Les années quarante avec son cortège interminable de douleurs ont bien failli tuer l’espoir mais pour Jacques Prévert, dans ne magnifique poème, c’est la religion qui a été touchée. L’humanité avec ses contrastes, porte, malgré ces années de guerres effroyables, l’espérance.
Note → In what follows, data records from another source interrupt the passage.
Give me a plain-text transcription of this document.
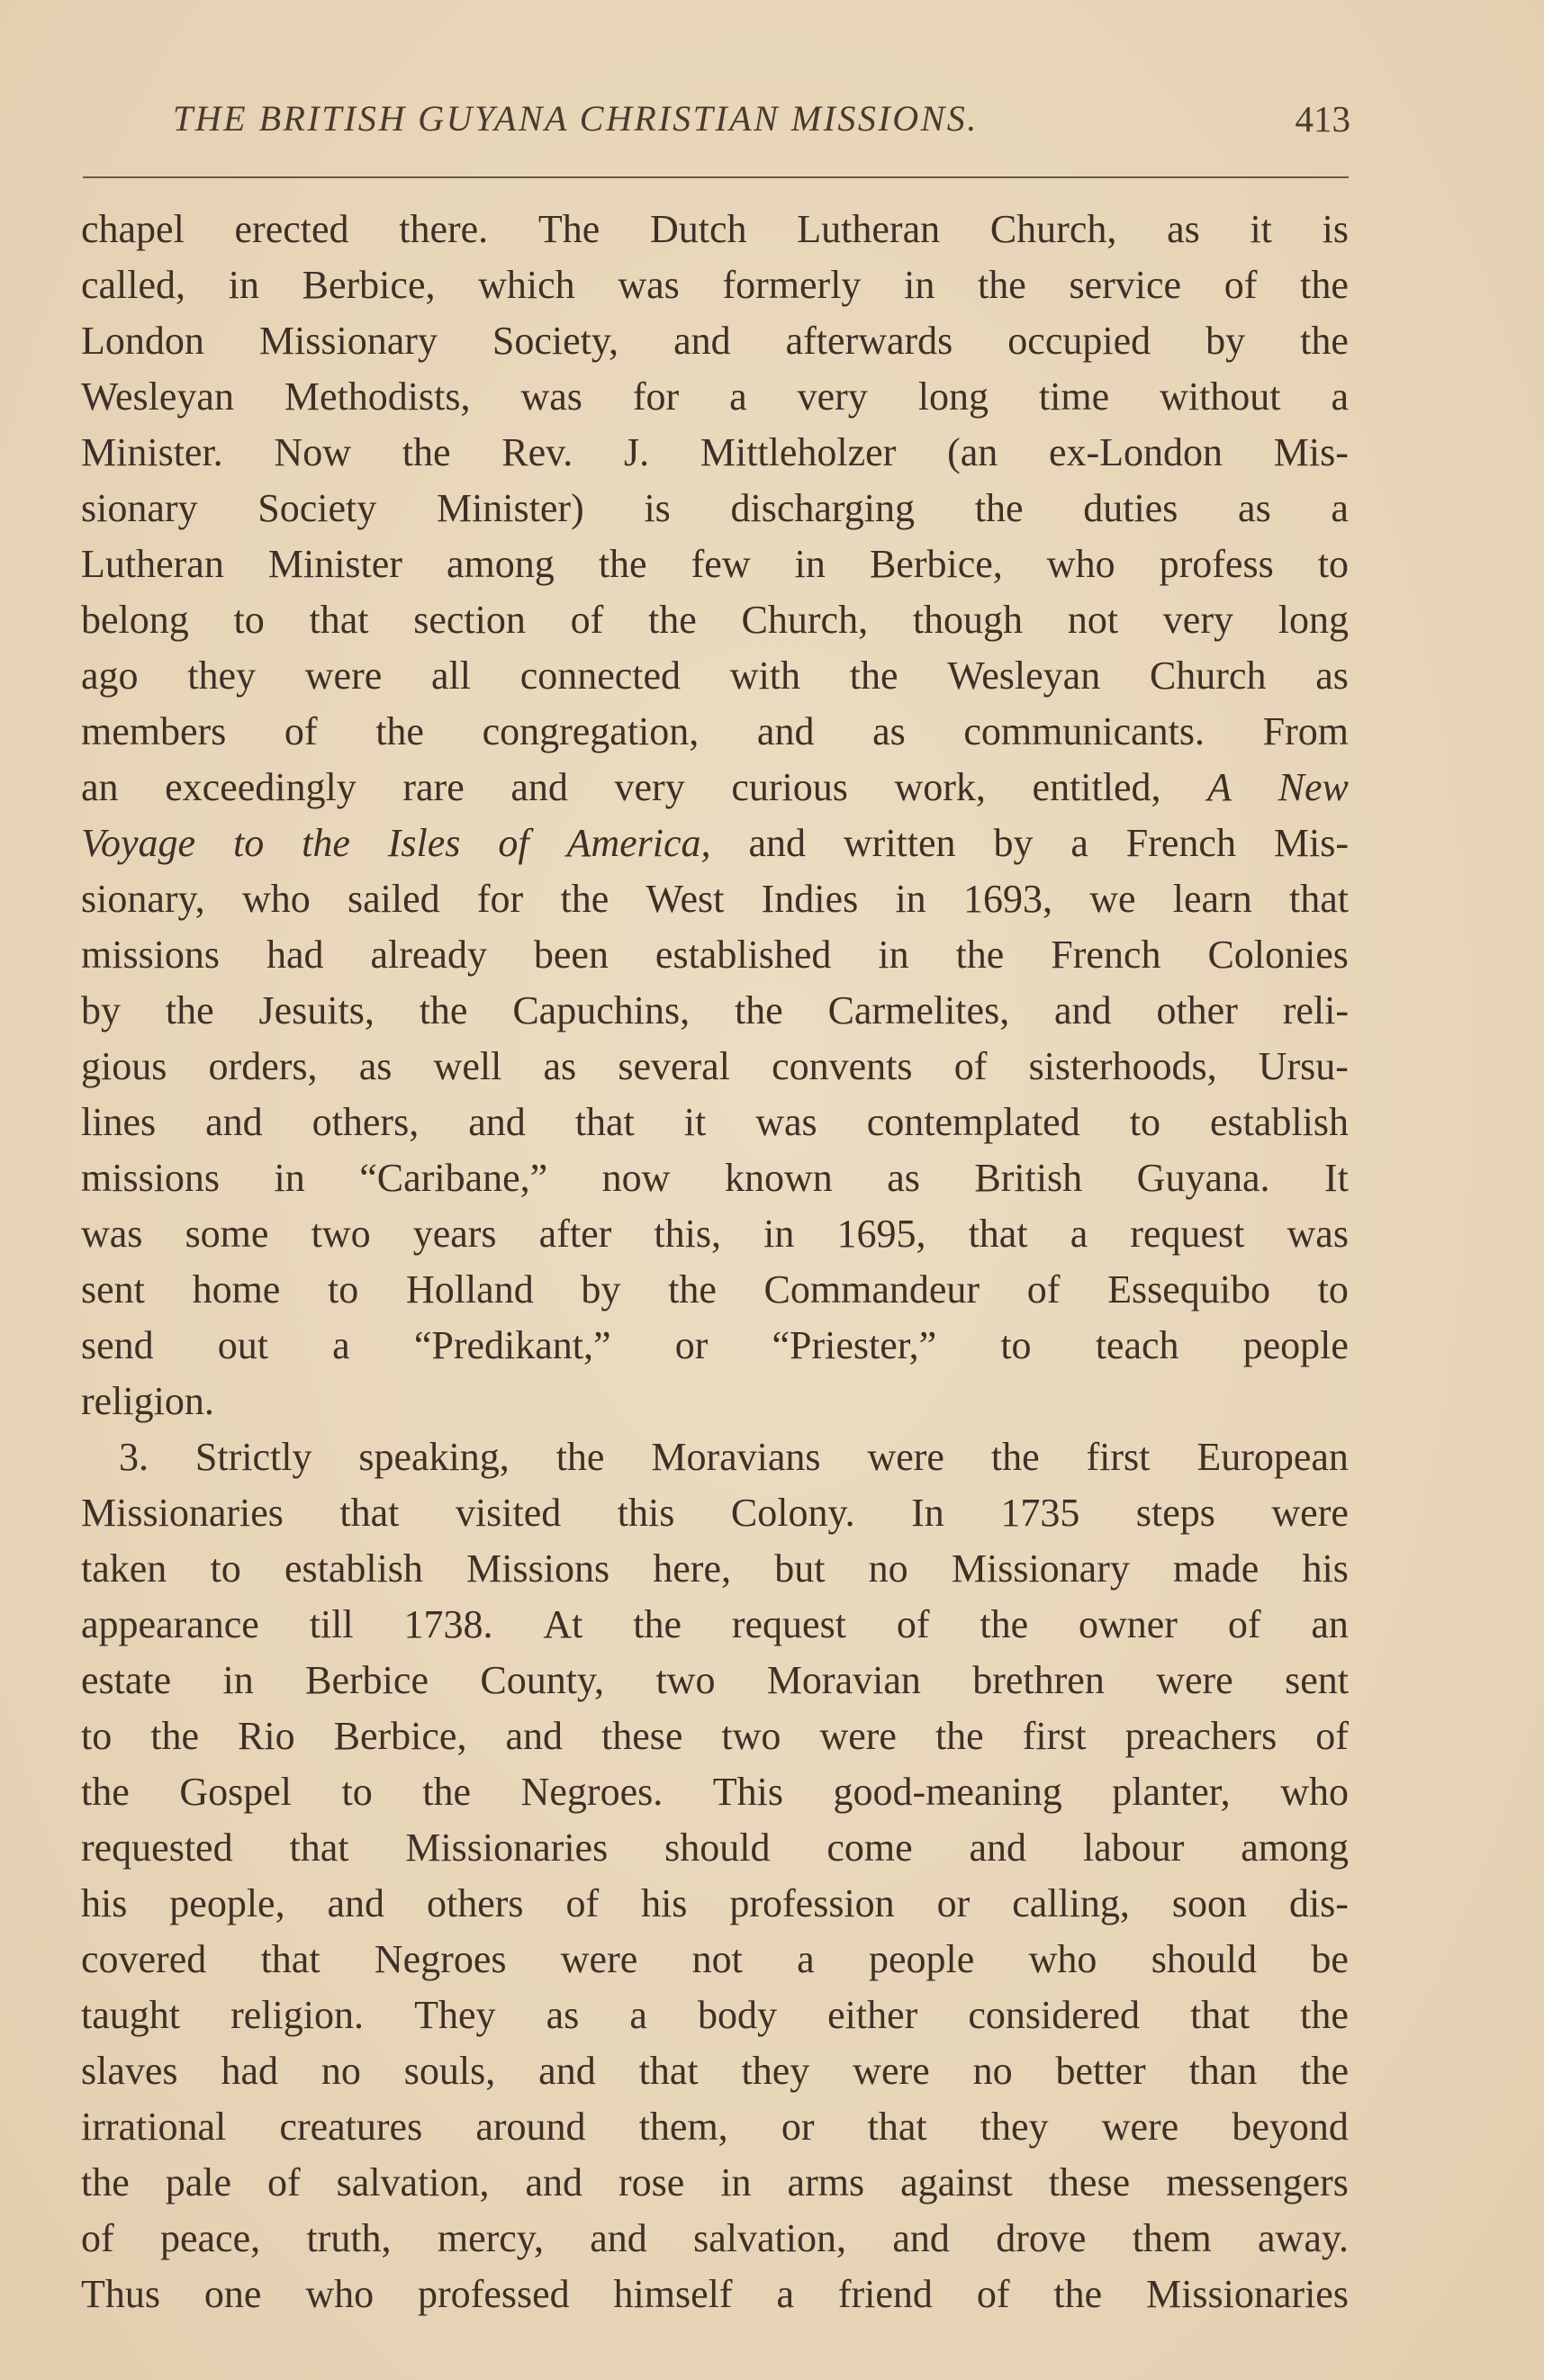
THE BRITISH GUYANA CHRISTIAN MISSIONS.	413
chapel erected there. The Dutch Lutheran Church, as it is
called, in Berbice, which was formerly in the service of the
London Missionary Society, and afterwards occupied by the
Wesleyan Methodists, was for a very long time without a
Minister. Now the Rev. J. Mittleholzer (an ex-London Mis-
sionary Society Minister) is discharging the duties as a
Lutheran Minister among the few in Berbice, who profess to
belong to that section of the Church, though not very long
ago they were all connected with the Wesleyan Church as
members of the congregation, and as communicants. From
an exceedingly rare and very curious work, entitled, A New
Voyage to the Isles of America, and written by a French Mis-
sionary, who sailed for the West Indies in 1693, we learn that
missions had already been established in the French Colonies
by the Jesuits, the Capuchins, the Carmelites, and other reli-
gious orders, as well as several convents of sisterhoods, Ursu-
lines and others, and that it was contemplated to establish
missions in “Caribane,” now known as British Guyana. It
was some two years after this, in 1695, that a request was
sent home to Holland by the Commandeur of Essequibo to
send out a “Predikant,” or “Priester,” to teach people
religion.
3. Strictly speaking, the Moravians were the first European
Missionaries that visited this Colony. In 1735 steps were
taken to establish Missions here, but no Missionary made his
appearance till 1738. At the request of the owner of an
estate in Berbice County, two Moravian brethren were sent
to the Rio Berbice, and these two were the first preachers of
the Gospel to the Negroes. This good-meaning planter, who
requested that Missionaries should come and labour among
his people, and others of his profession or calling, soon dis-
covered that Negroes were not a people who should be
taught religion. They as a body either considered that the
slaves had no souls, and that they were no better than the
irrational creatures around them, or that they were beyond
the pale of salvation, and rose in arms against these messengers
of peace, truth, mercy, and salvation, and drove them away.
Thus one who professed himself a friend of the Missionaries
Notre Père qui êtes aux cieux
Restez-y
Et nous nous resterons sur la terre
Qui est quelquefois si jolie
Avec ses mystères de New York
Et puis ses mystères de Paris
Qui valent bien celui de la Trinité
Avec son petit canal de l´Ourcq
Sa grande muraille de Chine
Sa rivière de Morlaix
Ses bêtises de Cambrai
Avec son océan Pacifique
Et ses deux bassins aux Tuileries
Avec ses bons enfants et ses mauvais sujets
Avec toutes les merveilles du monde
Qui sont là
Simplement sur la terre
Offertes à tout le monde
Éparpillés
Émerveillés elles-mêmes d´être de telles merveilles
Et qui n´osent se l´avouer
Comme une jolie fille nue qui n´ose se montrer
Avec les épouvantables malheurs du monde
Qui sont légion
Avec leurs légionnaires
Avec leurs tortionnaires
Avec les maîtres de ce monde
Les maîtres avec leurs prêtres leurs traîtres et leurs
reîtres
Avec les saisons
Avec les années
Avec les jolies filles et avec les vieux cons
Avec la paille de la misère pourrissant dans l´acier des
canons.
“Pater noster”, de Jacques Prévert, “Paroles”, Éditions Gallimard.